Avec cet ouvrage, tiré d’une thèse de doctorat en histoire du Moyen Âge soutenue à l’université de Paris 1 Panthéon-Sorbonne, sous la direction de Régine le Jan, Claire Tignolet relève avec brio le défi d’écrire la biographie d’un grand prélat du haut Moyen Âge, Théodulf, proche de Charlemagne et évêque d’Orléans de 798 à 818. L’exercice n’est pas aisé: le genre biographique est souvent considéré avec réserve par les historiens médiévistes, en raison des limites de la documentation. Ce livre démontre tout le contraire: à partir d’un corpus de sources, nombreuses mais éparpillées, comprenant des écrits de Théodulf lui-même, des témoignages des sources contemporaines et plus tardives, ainsi que des traces de son activité livrées par la documentation diplomatique, les manuscrits ou les vestiges matériels, l’autrice offre une biographie vivante qui répond à ses objectifs: (1) comprendre le parcours singulier de Théodulf, en élucidant les enjeux de sa déposition et de son exil; (2) renouveler l’étude du gouvernement impérial, en décentrant le regard sur un proche du souverain, concepteur et acteur de la réforme carolingienne; (3) s’interroger sur la représentativité du parcours et de l’action de Théodulf parmi les élites de gouvernement, en mettant en avant la dimension individuelle des réformes carolingiennes.

À ces fins, le propos est subdivisé en quatre chapitres équilibrés, accompagnés d’un prologue et d’un épilogue. Dans le prologue, l’autrice choisit de commencer par la fin, en s’interrogeant sur la déposition de Théodulf d’Orléans (818), à la suite de la révolte de Bernard d’Italie. Cette déposition, qui a marqué les contemporains, a-t-elle entraîné une forme de damnatio memoriae, dommageable pour la documentation? Forte d’une réponse négative, Claire Tignolet attaque son enquête biographique. Le chapitre 1 se concentre sur la construction du souvenir et de la mémoire du prélat, en examinant toutes les mentions de Théodulf dans la documentation (historiographie carolingienne, hagiographie et historiographie locales, incluant des sources jusqu’au XIIe siècle, vestiges matériels). La mémoire théodulfienne est finalement assez ample, tout en étant soumise à des variations propres aux contextes locaux.

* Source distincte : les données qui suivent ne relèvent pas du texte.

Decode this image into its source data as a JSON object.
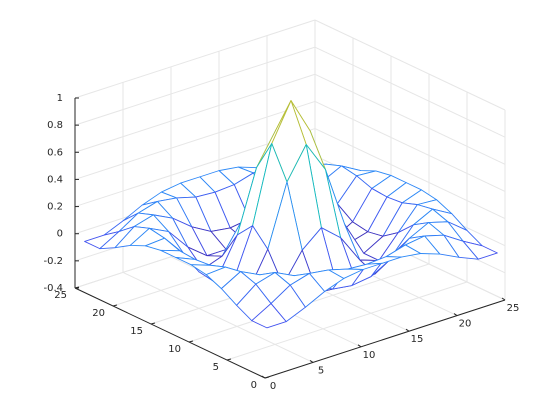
{
  "chart_data": {
    "type": "mesh",
    "x": [
      1,
      3,
      5,
      7,
      9,
      11,
      13,
      15,
      17,
      19,
      21,
      23,
      25
    ],
    "y": [
      1,
      3,
      5,
      7,
      9,
      11,
      13,
      15,
      17,
      19,
      21,
      23,
      25
    ],
    "z": [
      [
        -0.08,
        -0.08,
        -0.02,
        0.05,
        0.1,
        0.12,
        0.12,
        0.12,
        0.1,
        0.05,
        -0.02,
        -0.08,
        -0.08
      ],
      [
        -0.08,
        0,
        0.09,
        0.13,
        0.11,
        0.07,
        0.06,
        0.07,
        0.11,
        0.13,
        0.09,
        0,
        -0.08
      ],
      [
        -0.02,
        0.09,
        0.13,
        0.06,
        -0.05,
        -0.13,
        -0.15,
        -0.13,
        -0.05,
        0.06,
        0.13,
        0.09,
        -0.02
      ],
      [
        0.05,
        0.13,
        0.06,
        -0.1,
        -0.21,
        -0.21,
        -0.19,
        -0.21,
        -0.21,
        -0.1,
        0.06,
        0.13,
        0.05
      ],
      [
        0.1,
        0.11,
        -0.05,
        -0.21,
        -0.16,
        0.05,
        0.17,
        0.05,
        -0.16,
        -0.21,
        -0.05,
        0.11,
        0.1
      ],
      [
        0.12,
        0.07,
        -0.13,
        -0.21,
        0.05,
        0.5,
        0.73,
        0.5,
        0.05,
        -0.21,
        -0.13,
        0.07,
        0.12
      ],
      [
        0.12,
        0.06,
        -0.15,
        -0.19,
        0.17,
        0.73,
        1,
        0.73,
        0.17,
        -0.19,
        -0.15,
        0.06,
        0.12
      ],
      [
        0.12,
        0.07,
        -0.13,
        -0.21,
        0.05,
        0.5,
        0.73,
        0.5,
        0.05,
        -0.21,
        -0.13,
        0.07,
        0.12
      ],
      [
        0.1,
        0.11,
        -0.05,
        -0.21,
        -0.16,
        0.05,
        0.17,
        0.05,
        -0.16,
        -0.21,
        -0.05,
        0.11,
        0.1
      ],
      [
        0.05,
        0.13,
        0.06,
        -0.1,
        -0.21,
        -0.21,
        -0.19,
        -0.21,
        -0.21,
        -0.1,
        0.06,
        0.13,
        0.05
      ],
      [
        -0.02,
        0.09,
        0.13,
        0.06,
        -0.05,
        -0.13,
        -0.15,
        -0.13,
        -0.05,
        0.06,
        0.13,
        0.09,
        -0.02
      ],
      [
        -0.08,
        0,
        0.09,
        0.13,
        0.11,
        0.07,
        0.06,
        0.07,
        0.11,
        0.13,
        0.09,
        0,
        -0.08
      ],
      [
        -0.08,
        -0.08,
        -0.02,
        0.05,
        0.1,
        0.12,
        0.12,
        0.12,
        0.1,
        0.05,
        -0.02,
        -0.08,
        -0.08
      ]
    ],
    "colormap": [
      "#3e26a8",
      "#4354f0",
      "#2e87f7",
      "#1caadf",
      "#14bfb5",
      "#4bc97f",
      "#a3c23f",
      "#e9b92b",
      "#f9e11b"
    ],
    "xlim": [
      0,
      25
    ],
    "ylim": [
      0,
      25
    ],
    "zlim": [
      -0.4,
      1
    ],
    "xticks": [
      0,
      5,
      10,
      15,
      20,
      25
    ],
    "yticks": [
      0,
      5,
      10,
      15,
      20,
      25
    ],
    "zticks": [
      -0.4,
      -0.2,
      0,
      0.2,
      0.4,
      0.6,
      0.8,
      1
    ],
    "grid": true
  }
}
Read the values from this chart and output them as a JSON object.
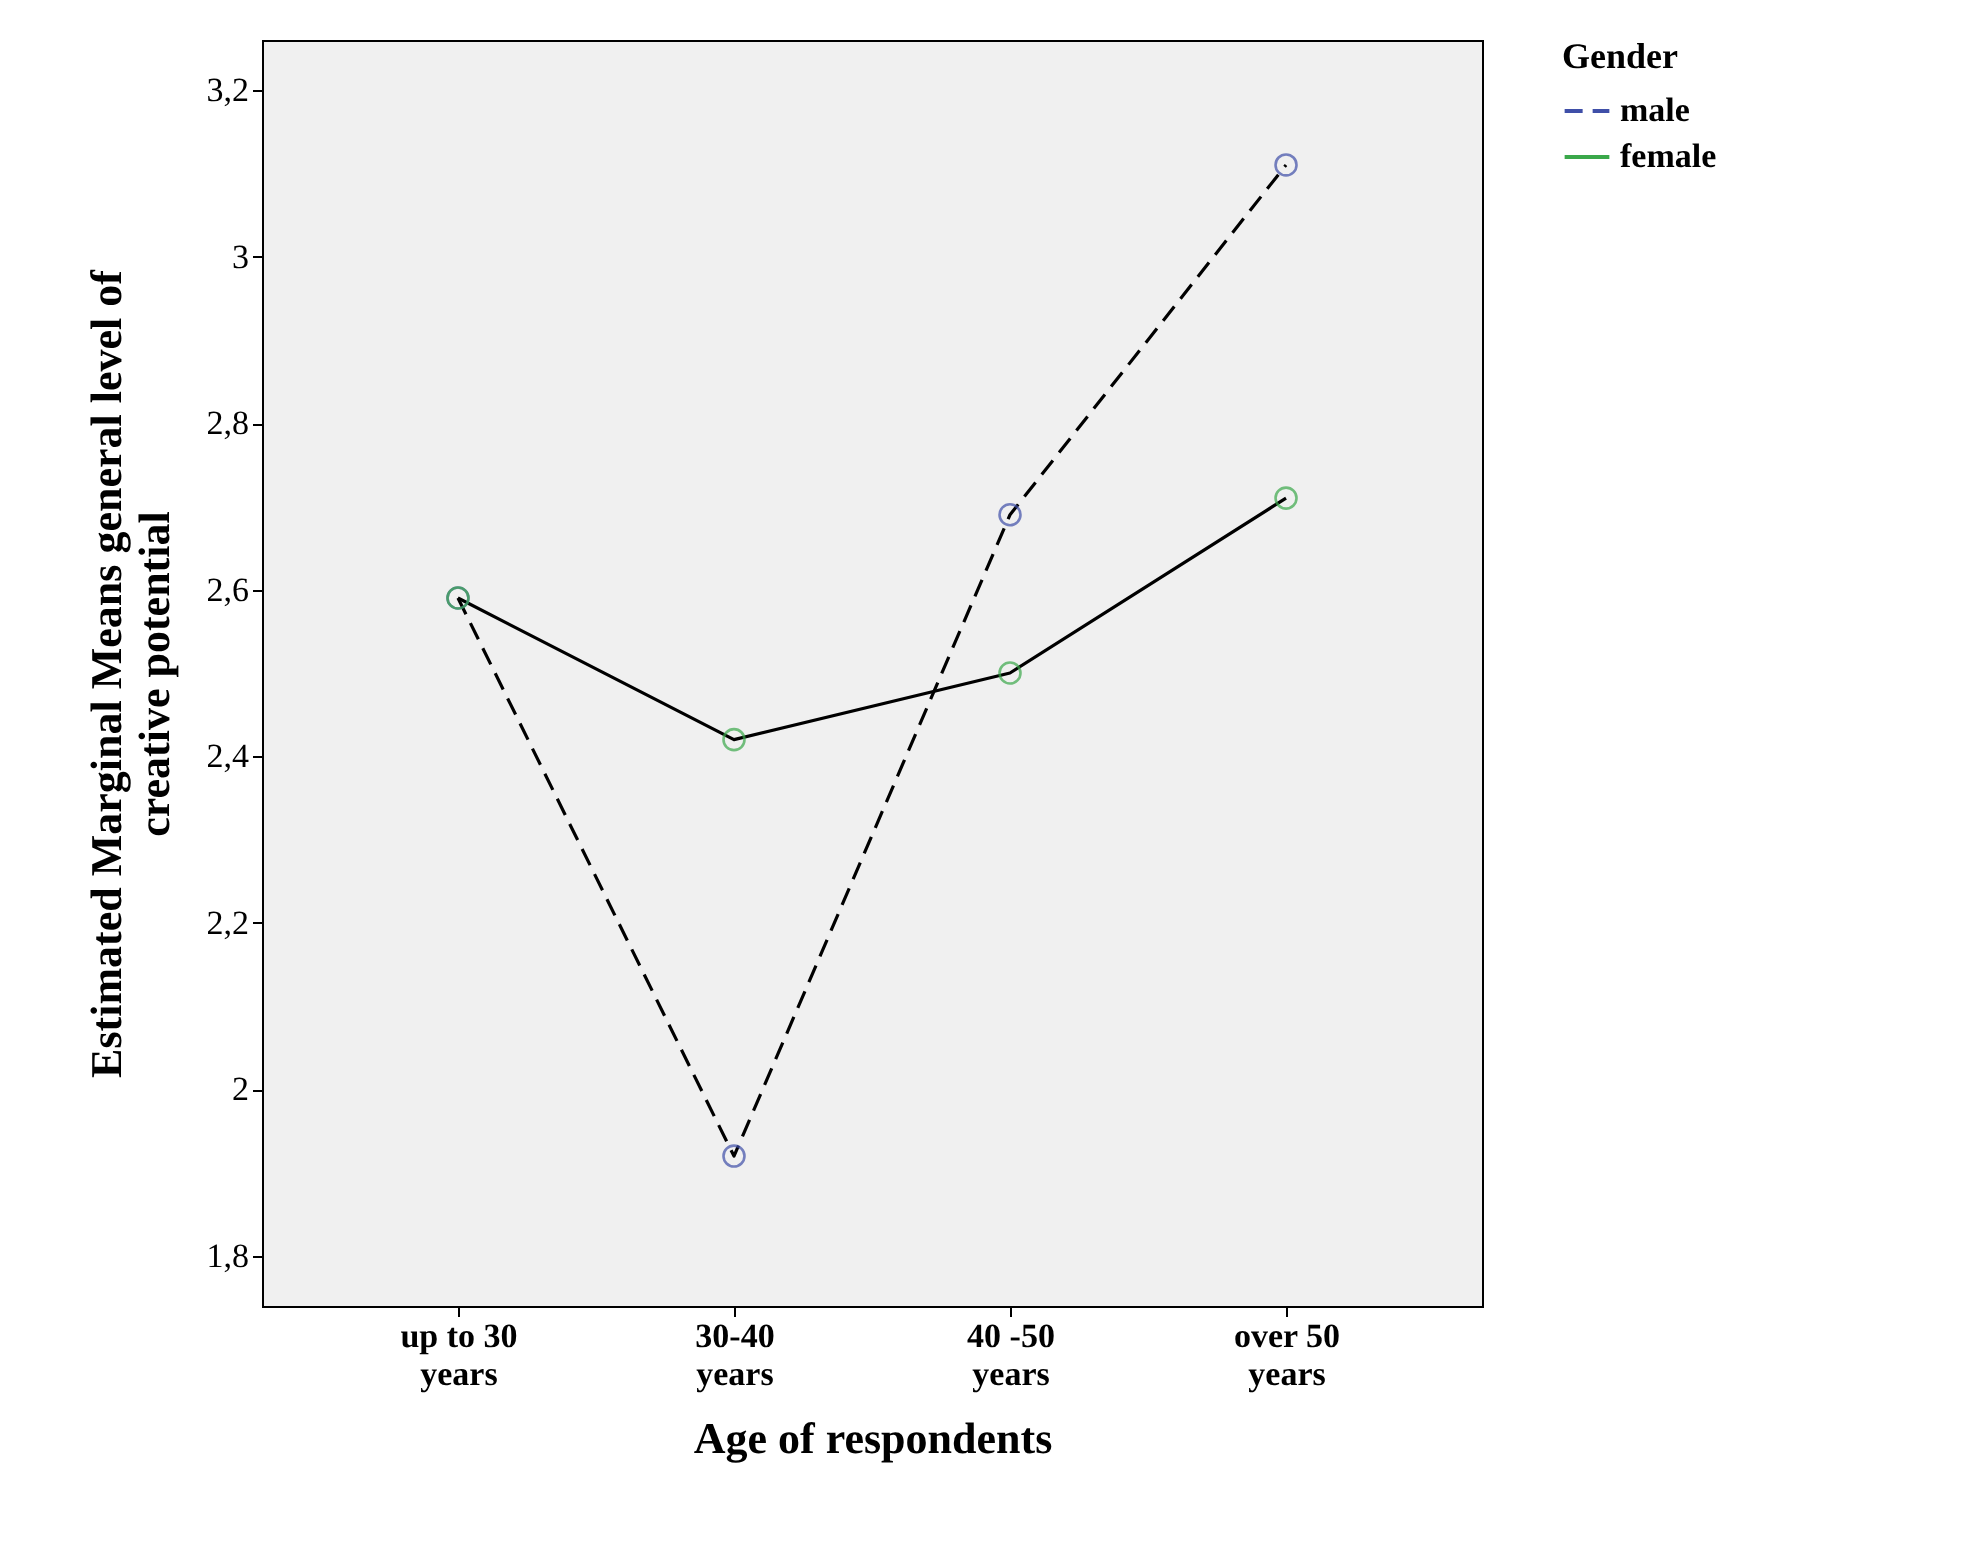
{
  "chart_data": {
    "type": "line",
    "xlabel": "Age of respondents",
    "ylabel": "Estimated Marginal Means general level of creative potential",
    "legend_title": "Gender",
    "categories": [
      "up to 30 years",
      "30-40 years",
      "40 -50 years",
      "over 50 years"
    ],
    "series": [
      {
        "name": "male",
        "color": "#3f4fa8",
        "line_style": "dashed",
        "values": [
          2.59,
          1.92,
          2.69,
          3.11
        ]
      },
      {
        "name": "female",
        "color": "#3aa84a",
        "line_style": "solid",
        "values": [
          2.59,
          2.42,
          2.5,
          2.71
        ]
      }
    ],
    "ylim": [
      1.74,
      3.26
    ],
    "yticks": [
      {
        "value": 1.8,
        "label": "1,8"
      },
      {
        "value": 2,
        "label": "2"
      },
      {
        "value": 2.2,
        "label": "2,2"
      },
      {
        "value": 2.4,
        "label": "2,4"
      },
      {
        "value": 2.6,
        "label": "2,6"
      },
      {
        "value": 2.8,
        "label": "2,8"
      },
      {
        "value": 3,
        "label": "3"
      },
      {
        "value": 3.2,
        "label": "3,2"
      }
    ],
    "grid": false,
    "legend": "top right",
    "marker": "circle"
  }
}
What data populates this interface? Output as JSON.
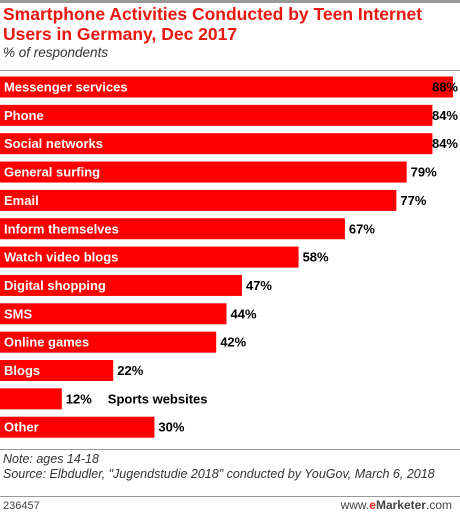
{
  "header": {
    "title": "Smartphone Activities Conducted by Teen Internet Users in Germany, Dec 2017",
    "subtitle": "% of respondents"
  },
  "colors": {
    "bar": "#ff0000",
    "title": "#e8170f"
  },
  "chart_data": {
    "type": "bar",
    "orientation": "horizontal",
    "categories": [
      "Messenger services",
      "Phone",
      "Social networks",
      "General surfing",
      "Email",
      "Inform themselves",
      "Watch video blogs",
      "Digital shopping",
      "SMS",
      "Online games",
      "Blogs",
      "Sports websites",
      "Other"
    ],
    "values": [
      88,
      84,
      84,
      79,
      77,
      67,
      58,
      47,
      44,
      42,
      22,
      12,
      30
    ],
    "value_labels": [
      "88%",
      "84%",
      "84%",
      "79%",
      "77%",
      "67%",
      "58%",
      "47%",
      "44%",
      "42%",
      "22%",
      "12%",
      "30%"
    ],
    "unit": "%",
    "title": "Smartphone Activities Conducted by Teen Internet Users in Germany, Dec 2017",
    "ylabel": "% of respondents",
    "xlim": [
      0,
      88
    ],
    "grid": false,
    "legend": "none"
  },
  "notes": {
    "note": "Note: ages 14-18",
    "source": "Source: Elbdudler, \"Jugendstudie 2018\" conducted by YouGov, March 6, 2018"
  },
  "footer": {
    "chart_id": "236457",
    "brand_prefix": "www.",
    "brand_e": "e",
    "brand_rest": "Marketer",
    "brand_suffix": ".com"
  }
}
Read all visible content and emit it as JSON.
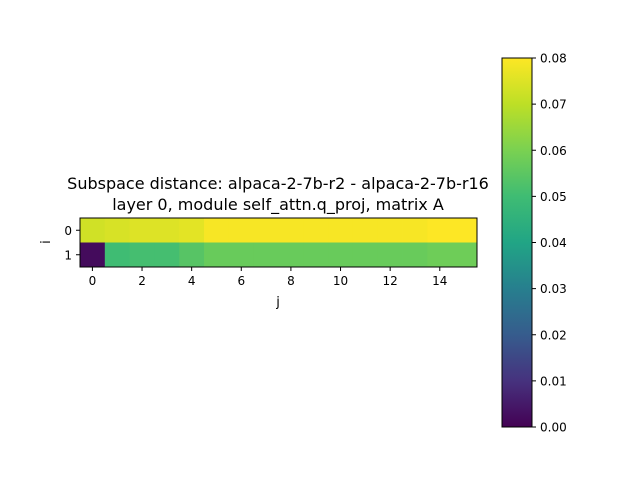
{
  "chart_data": {
    "type": "heatmap",
    "title_line1": "Subspace distance: alpaca-2-7b-r2 - alpaca-2-7b-r16",
    "title_line2": "layer 0, module self_attn.q_proj, matrix A",
    "xlabel": "j",
    "ylabel": "i",
    "x": [
      0,
      1,
      2,
      3,
      4,
      5,
      6,
      7,
      8,
      9,
      10,
      11,
      12,
      13,
      14,
      15
    ],
    "y": [
      0,
      1
    ],
    "x_ticks": [
      0,
      2,
      4,
      6,
      8,
      10,
      12,
      14
    ],
    "y_ticks": [
      0,
      1
    ],
    "values": [
      [
        0.073,
        0.074,
        0.075,
        0.075,
        0.076,
        0.079,
        0.079,
        0.079,
        0.079,
        0.079,
        0.079,
        0.079,
        0.079,
        0.079,
        0.08,
        0.08
      ],
      [
        0.002,
        0.05,
        0.051,
        0.051,
        0.054,
        0.057,
        0.057,
        0.057,
        0.057,
        0.057,
        0.057,
        0.057,
        0.057,
        0.057,
        0.058,
        0.058
      ]
    ],
    "colormap": "viridis",
    "colorbar": {
      "vmin": 0.0,
      "vmax": 0.08,
      "ticks": [
        "0.00",
        "0.01",
        "0.02",
        "0.03",
        "0.04",
        "0.05",
        "0.06",
        "0.07",
        "0.08"
      ]
    }
  }
}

Le chapitre 2 envisage, à travers l’étude des déplacements de Théodulf, les formes et enjeux géopolitiques de la mobilité des élites, dans le cadre du gouvernement carolingien. Le parcours de Théodulf est retracé de manière chronologique, depuis l’Espagne jusqu’à la cour, avec une étape en Septimanie, puis l’installation dans l’Orléanais, et l’exil final à Angers. Une dernière partie reconstitue les déplacements de Théodulf en tant qu’agent du roi. Finalement, ce tableau montre que la mobilité de Théodulf est avant tout polarisée par les souverains (attractivité de la cour, missions, déposition).

Le chapitre 3 aborde l’action réformatrice de l’évêque d’Orléans, en considérant la réforme à l’échelle locale et individuelle, plutôt qu’à l’échelle du royaume. Cette personnalisation des réformes se justifie car les bilans sont tributaires des sources conservées: à cet égard, le corpus théodulfien est exceptionnel. Il offre un riche aperçu de l’engagement réformateur de Théodulf comme savant prolifique, agent de la mise en ordre carolingienne, bâtisseur et artisan de la Renaissance carolingienne. L’ampleur des sources ici mobilisées permet à l’autrice de dégager de manière très convaincante la spécificité de l’engagement de Théodulf. Celui-ci ne s’est pas contenté de participer à l’élaboration de la réforme ou de l’appliquer, mais au contraire a contribué, par ses missions et sa production littéraire, à innover. Ses écrits érudits et élitistes prouvent l’exigence de son engagement intellectuel dans la réforme; il se distingue d’Alcuin, plus pédagogue, ou d’Arn de Salzbourg qui réforme en négociant et en mobilisant ses relations personnelles.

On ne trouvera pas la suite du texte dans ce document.